Como havia feito antes, escrevi com cuidado, ocultando meu verdadeiro propósito, esperando que ele não discernisse minha intenção tão facilmente quanto o fizera quando estava em Roma. Deliberadamente, incluí uma referência gentil a Grocyn, encorajando-me deliberadamente a acreditar que nosso afastamento era temporário e que deveríamos, em breve, retomar nosso relacionamento.
Uma semana era o tempo mínimo em que ele poderia receber minha carta e respondê-la. A semana terminou em uma sexta-feira e eu esperava receber uma mensagem daquele dia em diante. No domingo, quando não pude receber nenhuma mensagem pelos canais habituais, fiquei surpreso quando Colet nos visitou, trazendo Erasmus com ele. Como antes, Colet havia penetrado além das palavras de minha carta e, não satisfeito em escrever, havia percorrido toda a distância desde Oxford.
O padre Colet mudou muito nos doze anos desde que o vi pela última vez em Oxford.

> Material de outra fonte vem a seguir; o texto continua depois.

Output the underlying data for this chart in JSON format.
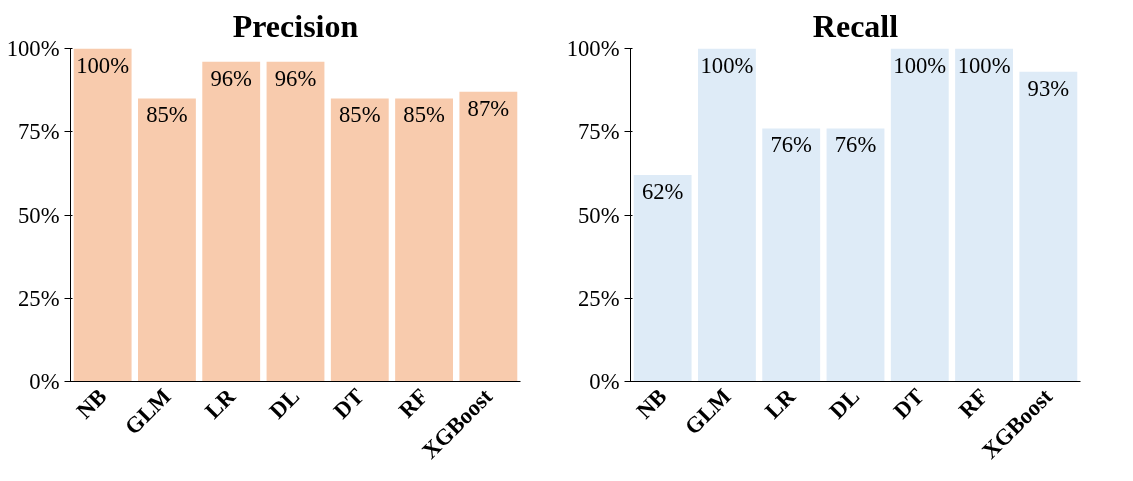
{
  "chart_data": [
    {
      "type": "bar",
      "title": "Precision",
      "categories": [
        "NB",
        "GLM",
        "LR",
        "DL",
        "DT",
        "RF",
        "XGBoost"
      ],
      "values": [
        100,
        85,
        96,
        96,
        85,
        85,
        87
      ],
      "color": "#f8cbad",
      "value_labels": [
        "100%",
        "85%",
        "96%",
        "96%",
        "85%",
        "85%",
        "87%"
      ],
      "ylim": [
        0,
        100
      ],
      "yticks": [
        {
          "value": 0,
          "label": "0%"
        },
        {
          "value": 25,
          "label": "25%"
        },
        {
          "value": 50,
          "label": "50%"
        },
        {
          "value": 75,
          "label": "75%"
        },
        {
          "value": 100,
          "label": "100%"
        }
      ],
      "grid": false
    },
    {
      "type": "bar",
      "title": "Recall",
      "categories": [
        "NB",
        "GLM",
        "LR",
        "DL",
        "DT",
        "RF",
        "XGBoost"
      ],
      "values": [
        62,
        100,
        76,
        76,
        100,
        100,
        93
      ],
      "color": "#deebf7",
      "value_labels": [
        "62%",
        "100%",
        "76%",
        "76%",
        "100%",
        "100%",
        "93%"
      ],
      "ylim": [
        0,
        100
      ],
      "yticks": [
        {
          "value": 0,
          "label": "0%"
        },
        {
          "value": 25,
          "label": "25%"
        },
        {
          "value": 50,
          "label": "50%"
        },
        {
          "value": 75,
          "label": "75%"
        },
        {
          "value": 100,
          "label": "100%"
        }
      ],
      "grid": false
    }
  ]
}
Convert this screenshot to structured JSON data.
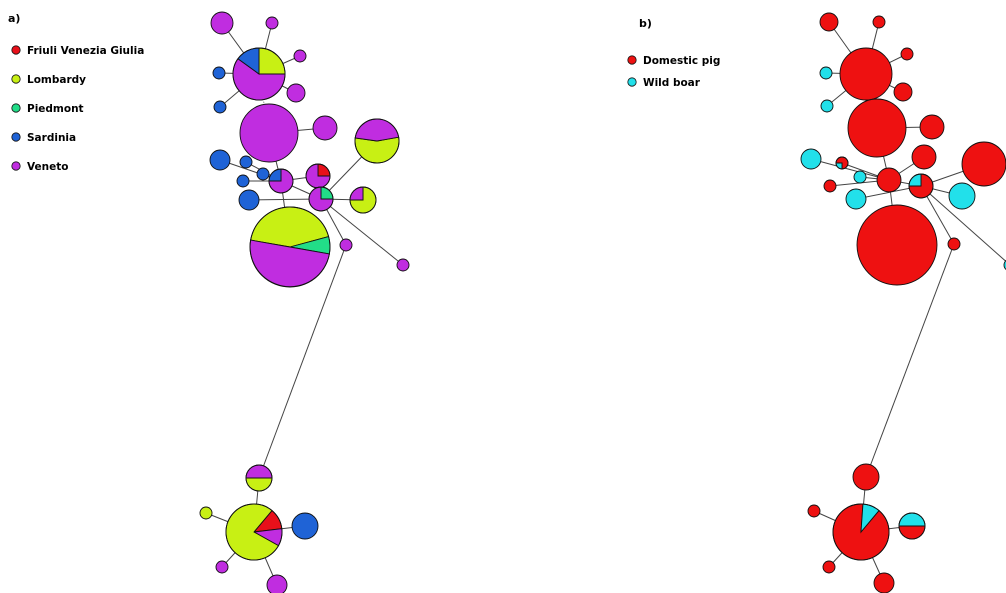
{
  "colors": {
    "friuli": "#e8101a",
    "lombardy": "#c8f014",
    "piedmont": "#22dd88",
    "sardinia": "#1f63d6",
    "veneto": "#c02de0",
    "domestic": "#ee1111",
    "wild": "#22e0ea"
  },
  "panel_a": {
    "label": "a)",
    "legend": [
      {
        "key": "friuli",
        "label": "Friuli Venezia Giulia"
      },
      {
        "key": "lombardy",
        "label": "Lombardy"
      },
      {
        "key": "piedmont",
        "label": "Piedmont"
      },
      {
        "key": "sardinia",
        "label": "Sardinia"
      },
      {
        "key": "veneto",
        "label": "Veneto"
      }
    ]
  },
  "panel_b": {
    "label": "b)",
    "legend": [
      {
        "key": "domestic",
        "label": "Domestic pig"
      },
      {
        "key": "wild",
        "label": "Wild boar"
      }
    ]
  },
  "network": {
    "nodes": [
      {
        "id": "H1",
        "a": [
          {
            "k": "veneto",
            "f": 1
          }
        ],
        "b": [
          {
            "k": "domestic",
            "f": 1
          }
        ]
      },
      {
        "id": "H2",
        "a": [
          {
            "k": "veneto",
            "f": 1
          }
        ],
        "b": [
          {
            "k": "domestic",
            "f": 1
          }
        ]
      },
      {
        "id": "H3",
        "a": [
          {
            "k": "lombardy",
            "f": 0.25
          },
          {
            "k": "veneto",
            "f": 0.6
          },
          {
            "k": "sardinia",
            "f": 0.15
          }
        ],
        "b": [
          {
            "k": "domestic",
            "f": 1
          }
        ]
      },
      {
        "id": "H4",
        "a": [
          {
            "k": "veneto",
            "f": 1
          }
        ],
        "b": [
          {
            "k": "domestic",
            "f": 1
          }
        ]
      },
      {
        "id": "H5",
        "a": [
          {
            "k": "sardinia",
            "f": 1
          }
        ],
        "b": [
          {
            "k": "wild",
            "f": 1
          }
        ]
      },
      {
        "id": "H6",
        "a": [
          {
            "k": "veneto",
            "f": 1
          }
        ],
        "b": [
          {
            "k": "domestic",
            "f": 1
          }
        ]
      },
      {
        "id": "H7",
        "a": [
          {
            "k": "sardinia",
            "f": 1
          }
        ],
        "b": [
          {
            "k": "wild",
            "f": 1
          }
        ]
      },
      {
        "id": "H8",
        "a": [
          {
            "k": "veneto",
            "f": 1
          }
        ],
        "b": [
          {
            "k": "domestic",
            "f": 1
          }
        ]
      },
      {
        "id": "H9",
        "a": [
          {
            "k": "veneto",
            "f": 1
          }
        ],
        "b": [
          {
            "k": "domestic",
            "f": 1
          }
        ]
      },
      {
        "id": "H10",
        "a": [
          {
            "k": "lombardy",
            "f": 0.55
          },
          {
            "k": "veneto",
            "f": 0.45
          }
        ],
        "b": [
          {
            "k": "domestic",
            "f": 1
          }
        ]
      },
      {
        "id": "H11",
        "a": [
          {
            "k": "sardinia",
            "f": 1
          }
        ],
        "b": [
          {
            "k": "wild",
            "f": 1
          }
        ]
      },
      {
        "id": "H12",
        "a": [
          {
            "k": "sardinia",
            "f": 1
          }
        ],
        "b": [
          {
            "k": "domestic",
            "f": 0.75
          },
          {
            "k": "wild",
            "f": 0.25
          }
        ]
      },
      {
        "id": "H13",
        "a": [
          {
            "k": "sardinia",
            "f": 1
          }
        ],
        "b": [
          {
            "k": "wild",
            "f": 1
          }
        ]
      },
      {
        "id": "H14",
        "a": [
          {
            "k": "sardinia",
            "f": 1
          }
        ],
        "b": [
          {
            "k": "domestic",
            "f": 1
          }
        ]
      },
      {
        "id": "H15",
        "a": [
          {
            "k": "veneto",
            "f": 0.75
          },
          {
            "k": "sardinia",
            "f": 0.25
          }
        ],
        "b": [
          {
            "k": "domestic",
            "f": 1
          }
        ]
      },
      {
        "id": "H16",
        "a": [
          {
            "k": "friuli",
            "f": 0.25
          },
          {
            "k": "veneto",
            "f": 0.75
          }
        ],
        "b": [
          {
            "k": "domestic",
            "f": 1
          }
        ]
      },
      {
        "id": "H17",
        "a": [
          {
            "k": "sardinia",
            "f": 1
          }
        ],
        "b": [
          {
            "k": "wild",
            "f": 1
          }
        ]
      },
      {
        "id": "H18",
        "a": [
          {
            "k": "piedmont",
            "f": 0.25
          },
          {
            "k": "veneto",
            "f": 0.75
          }
        ],
        "b": [
          {
            "k": "domestic",
            "f": 0.75
          },
          {
            "k": "wild",
            "f": 0.25
          }
        ]
      },
      {
        "id": "H19",
        "a": [
          {
            "k": "lombardy",
            "f": 0.75
          },
          {
            "k": "veneto",
            "f": 0.25
          }
        ],
        "b": [
          {
            "k": "wild",
            "f": 1
          }
        ]
      },
      {
        "id": "H20",
        "a": [
          {
            "k": "lombardy",
            "f": 0.43
          },
          {
            "k": "piedmont",
            "f": 0.07
          },
          {
            "k": "veneto",
            "f": 0.5
          }
        ],
        "b": [
          {
            "k": "domestic",
            "f": 1
          }
        ]
      },
      {
        "id": "H21",
        "a": [
          {
            "k": "veneto",
            "f": 1
          }
        ],
        "b": [
          {
            "k": "domestic",
            "f": 1
          }
        ]
      },
      {
        "id": "H22",
        "a": [
          {
            "k": "veneto",
            "f": 1
          }
        ],
        "b": [
          {
            "k": "wild",
            "f": 1
          }
        ]
      },
      {
        "id": "H23",
        "a": [
          {
            "k": "lombardy",
            "f": 0.5
          },
          {
            "k": "veneto",
            "f": 0.5
          }
        ],
        "b": [
          {
            "k": "domestic",
            "f": 1
          }
        ]
      },
      {
        "id": "H24",
        "a": [
          {
            "k": "friuli",
            "f": 0.12
          },
          {
            "k": "veneto",
            "f": 0.1
          },
          {
            "k": "lombardy",
            "f": 0.78
          }
        ],
        "b": [
          {
            "k": "domestic",
            "f": 0.9
          },
          {
            "k": "wild",
            "f": 0.1
          }
        ]
      },
      {
        "id": "H25",
        "a": [
          {
            "k": "lombardy",
            "f": 1
          }
        ],
        "b": [
          {
            "k": "domestic",
            "f": 1
          }
        ]
      },
      {
        "id": "H26",
        "a": [
          {
            "k": "sardinia",
            "f": 1
          }
        ],
        "b": [
          {
            "k": "domestic",
            "f": 0.5
          },
          {
            "k": "wild",
            "f": 0.5
          }
        ]
      },
      {
        "id": "H27",
        "a": [
          {
            "k": "veneto",
            "f": 1
          }
        ],
        "b": [
          {
            "k": "domestic",
            "f": 1
          }
        ]
      },
      {
        "id": "H28",
        "a": [
          {
            "k": "veneto",
            "f": 1
          }
        ],
        "b": [
          {
            "k": "domestic",
            "f": 1
          }
        ]
      }
    ],
    "edges": [
      [
        "H3",
        "H1",
        "solid"
      ],
      [
        "H3",
        "H2",
        "solid"
      ],
      [
        "H3",
        "H4",
        "solid"
      ],
      [
        "H3",
        "H5",
        "solid"
      ],
      [
        "H3",
        "H6",
        "solid"
      ],
      [
        "H3",
        "H7",
        "solid"
      ],
      [
        "H3",
        "H8",
        "dotted"
      ],
      [
        "H8",
        "H9",
        "solid"
      ],
      [
        "H8",
        "H15",
        "solid"
      ],
      [
        "H15",
        "H11",
        "solid"
      ],
      [
        "H15",
        "H12",
        "solid"
      ],
      [
        "H15",
        "H13",
        "solid"
      ],
      [
        "H15",
        "H14",
        "solid"
      ],
      [
        "H15",
        "H16",
        "solid"
      ],
      [
        "H15",
        "H18",
        "solid"
      ],
      [
        "H15",
        "H20",
        "solid"
      ],
      [
        "H18",
        "H10",
        "solid"
      ],
      [
        "H18",
        "H17",
        "solid"
      ],
      [
        "H18",
        "H19",
        "solid"
      ],
      [
        "H18",
        "H21",
        "solid"
      ],
      [
        "H18",
        "H22",
        "solid"
      ],
      [
        "H21",
        "H23",
        "solid"
      ],
      [
        "H23",
        "H24",
        "solid"
      ],
      [
        "H24",
        "H25",
        "solid"
      ],
      [
        "H24",
        "H26",
        "solid"
      ],
      [
        "H24",
        "H27",
        "solid"
      ],
      [
        "H24",
        "H28",
        "solid"
      ]
    ]
  }
}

Havia ainda maior força e masculinidade em sua aparência; seu sorriso era mais suave, mas expressava a mesma simpatia de antes. Erasmus não mudou nada durante os seis anos que se passaram desde que ele me visitou. Os dois homens diferentes acentuaram a individualidade um do outro por sua presença juntos. Nenhum deles se referiu às minhas dificuldades, mas manteve suas observações firmemente no assunto caro a nós três - literatura. Jane entendeu pouco o latim fluido de nossa conversa, mas entendeu o suficiente para que a alegria de Colet a animasse, e a sagacidade brilhante de Erasmus a fez rir como ela não ria há semanas.
Eles me inspiraram, me encheram de um otimismo expansivo para o futuro. Nas poucas horas, eles voltaram minha atenção inteiramente para a vida que eu valorizei, mas esqueci, para perseguir a fantasia de sucesso, dinheiro e fama. Antes de eles partirem, eu decidi retornar ao primeiro objetivo que eu tinha na vida. Quando eles partiram, eu estava animado e esperançoso. “Nossos problemas acabaram”, gabei-me para Jane.
Sua alegria acolheu minhas reivindicações extravagantes. Ela riu com expectativa.
“Jane! Jane! Farei o que sempre pude fazer. Escreverei. Isso é o que eu deveria fazer na vida. Eu não pretendia ser advogado. Sou um escritor e nunca deveria ter feito outra coisa.”
“Você será um grande escritor, Thomas More”, acrescentou Jane, e nosso ânimo disparou.
“O maior de todos!” exclamei. “Ah, Jane! Em vez disso, vou deixar você orgulhoso de mim...” Seu olhar me alertou para não continuar. Eu ri. “Vou deixar nossa família orgulhosa de mim”, exultei, e ela riu comigo. "Mas vou começar modestamente com uma tradução - vou traduzir Lucian."